Rabi-error and Blockade-error-resilient All-Geometric Rydberg Quantum Gates

TL;DR

This paper introduces a robust two-qubit geometric gate scheme for Rydberg atoms that enhances resistance to control and blockade errors, promising improved fidelity in neutral atom quantum computing.

Contribution

It presents a novel hybrid geometric gate scheme combining non-adiabatic and adiabatic processes to improve robustness against specific quantum errors.

Findings

Numerical simulations confirm increased robustness against Rabi and blockade errors.

Analysis of motion-induced dephasing and leakage errors shows their impact on fidelity.

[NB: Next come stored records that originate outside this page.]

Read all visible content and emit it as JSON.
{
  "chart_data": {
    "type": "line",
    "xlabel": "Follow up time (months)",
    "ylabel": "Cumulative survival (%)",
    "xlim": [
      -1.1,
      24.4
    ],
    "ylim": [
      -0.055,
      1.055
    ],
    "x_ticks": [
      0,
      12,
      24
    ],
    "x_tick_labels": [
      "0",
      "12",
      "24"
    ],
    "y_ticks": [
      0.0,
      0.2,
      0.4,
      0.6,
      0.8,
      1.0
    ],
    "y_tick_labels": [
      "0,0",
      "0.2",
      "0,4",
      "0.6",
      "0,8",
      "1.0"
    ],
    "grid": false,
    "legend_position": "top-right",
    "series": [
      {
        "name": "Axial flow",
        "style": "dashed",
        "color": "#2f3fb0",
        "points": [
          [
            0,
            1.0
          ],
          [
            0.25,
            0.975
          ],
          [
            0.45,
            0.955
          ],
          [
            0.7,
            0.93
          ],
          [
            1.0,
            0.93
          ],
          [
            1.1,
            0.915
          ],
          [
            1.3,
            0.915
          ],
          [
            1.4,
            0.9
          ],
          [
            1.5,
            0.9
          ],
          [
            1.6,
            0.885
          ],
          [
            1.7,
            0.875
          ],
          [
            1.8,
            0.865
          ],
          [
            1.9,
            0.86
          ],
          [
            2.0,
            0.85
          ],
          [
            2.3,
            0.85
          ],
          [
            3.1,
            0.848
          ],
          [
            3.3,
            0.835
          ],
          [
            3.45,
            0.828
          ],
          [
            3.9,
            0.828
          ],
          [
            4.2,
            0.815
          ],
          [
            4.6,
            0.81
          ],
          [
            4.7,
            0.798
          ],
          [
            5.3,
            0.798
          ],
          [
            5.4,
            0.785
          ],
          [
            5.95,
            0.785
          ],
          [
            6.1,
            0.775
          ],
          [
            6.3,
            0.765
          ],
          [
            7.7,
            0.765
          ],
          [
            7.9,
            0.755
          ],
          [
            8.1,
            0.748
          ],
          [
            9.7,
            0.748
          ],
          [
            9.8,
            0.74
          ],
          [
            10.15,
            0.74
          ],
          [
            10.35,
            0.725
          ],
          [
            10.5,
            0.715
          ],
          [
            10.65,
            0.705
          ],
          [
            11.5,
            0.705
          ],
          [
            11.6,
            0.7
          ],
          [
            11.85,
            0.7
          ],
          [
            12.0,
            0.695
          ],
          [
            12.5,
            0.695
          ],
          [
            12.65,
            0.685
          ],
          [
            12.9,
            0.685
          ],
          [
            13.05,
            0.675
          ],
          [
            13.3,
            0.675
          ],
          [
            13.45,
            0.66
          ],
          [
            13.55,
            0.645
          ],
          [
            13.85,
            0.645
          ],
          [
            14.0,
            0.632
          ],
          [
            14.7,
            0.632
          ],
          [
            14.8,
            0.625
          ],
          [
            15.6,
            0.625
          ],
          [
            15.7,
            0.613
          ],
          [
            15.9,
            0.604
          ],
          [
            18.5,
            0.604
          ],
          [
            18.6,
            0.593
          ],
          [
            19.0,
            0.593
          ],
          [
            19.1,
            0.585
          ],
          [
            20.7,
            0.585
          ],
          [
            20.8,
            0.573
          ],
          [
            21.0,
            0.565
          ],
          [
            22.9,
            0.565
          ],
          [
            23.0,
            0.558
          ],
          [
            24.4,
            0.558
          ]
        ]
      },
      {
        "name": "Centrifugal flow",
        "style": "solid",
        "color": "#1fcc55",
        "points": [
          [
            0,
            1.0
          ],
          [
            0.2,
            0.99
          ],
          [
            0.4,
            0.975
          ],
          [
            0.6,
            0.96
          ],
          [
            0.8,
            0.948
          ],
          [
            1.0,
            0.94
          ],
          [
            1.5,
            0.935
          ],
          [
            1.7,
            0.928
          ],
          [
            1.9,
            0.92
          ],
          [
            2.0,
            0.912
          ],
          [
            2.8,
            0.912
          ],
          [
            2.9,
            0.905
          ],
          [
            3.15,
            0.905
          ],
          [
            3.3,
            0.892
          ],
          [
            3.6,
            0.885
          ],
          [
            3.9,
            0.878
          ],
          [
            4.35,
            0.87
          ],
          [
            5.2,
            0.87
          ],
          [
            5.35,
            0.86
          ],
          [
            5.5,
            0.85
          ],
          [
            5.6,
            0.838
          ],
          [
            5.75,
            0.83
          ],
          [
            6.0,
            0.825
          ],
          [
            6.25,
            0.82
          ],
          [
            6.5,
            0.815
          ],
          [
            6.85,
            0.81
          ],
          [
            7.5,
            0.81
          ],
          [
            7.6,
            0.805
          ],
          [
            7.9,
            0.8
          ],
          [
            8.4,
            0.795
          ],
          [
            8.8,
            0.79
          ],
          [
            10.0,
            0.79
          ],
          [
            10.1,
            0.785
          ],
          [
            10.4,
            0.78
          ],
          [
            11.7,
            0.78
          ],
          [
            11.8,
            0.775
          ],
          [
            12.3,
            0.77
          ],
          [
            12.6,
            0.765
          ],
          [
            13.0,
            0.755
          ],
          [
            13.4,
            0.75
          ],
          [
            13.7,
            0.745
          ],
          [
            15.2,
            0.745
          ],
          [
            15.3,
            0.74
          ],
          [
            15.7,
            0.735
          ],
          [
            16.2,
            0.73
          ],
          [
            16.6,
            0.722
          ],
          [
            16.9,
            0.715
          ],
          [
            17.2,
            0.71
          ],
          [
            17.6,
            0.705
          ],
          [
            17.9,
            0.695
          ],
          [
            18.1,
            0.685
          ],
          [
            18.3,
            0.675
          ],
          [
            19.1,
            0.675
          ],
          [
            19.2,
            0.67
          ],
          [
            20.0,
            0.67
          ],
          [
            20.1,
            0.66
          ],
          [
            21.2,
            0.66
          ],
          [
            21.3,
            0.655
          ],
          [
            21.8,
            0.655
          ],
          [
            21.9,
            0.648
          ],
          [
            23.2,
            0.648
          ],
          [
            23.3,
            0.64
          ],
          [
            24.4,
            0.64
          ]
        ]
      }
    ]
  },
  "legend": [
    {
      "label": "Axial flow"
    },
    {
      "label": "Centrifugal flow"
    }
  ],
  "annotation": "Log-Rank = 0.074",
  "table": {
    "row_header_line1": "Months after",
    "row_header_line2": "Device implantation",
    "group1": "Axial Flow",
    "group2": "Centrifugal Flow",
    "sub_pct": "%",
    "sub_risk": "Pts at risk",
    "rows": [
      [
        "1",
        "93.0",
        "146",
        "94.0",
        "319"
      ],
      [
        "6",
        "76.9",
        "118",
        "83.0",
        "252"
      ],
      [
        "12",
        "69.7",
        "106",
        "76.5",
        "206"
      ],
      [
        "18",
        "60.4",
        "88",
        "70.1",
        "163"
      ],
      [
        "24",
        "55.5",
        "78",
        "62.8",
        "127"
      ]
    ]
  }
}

The scheme demonstrates potential for systematic error-tolerant quantum computation.

Abstract

We propose a nontrivial two-qubit gate scheme in which Rydberg atoms are subject to designed pulses resulting from geometric evolution processes. By utilizing a hybrid robust non-adiabatic and adiabatic geometric operations on the control atom and target atom, respectively, we improve the robustness of two-qubit Rydberg gate against Rabi control errors as well as blockade errors in comparison with the conventional two-qubit blockade gate. Numerical results with the current state-of-the-art experimental parameters corroborates the above mentioned robustness. We also evaluated the influence induced by the motion-induced dephasing and the dipole-dipole interaction and imperfection excitation induced leakage errors, which both could decrease the gate fidelity. Our scheme provides a promising route towards systematic control error (Rabi error) as well as blockade error tolerant geometric quantum computation on neutral atom system.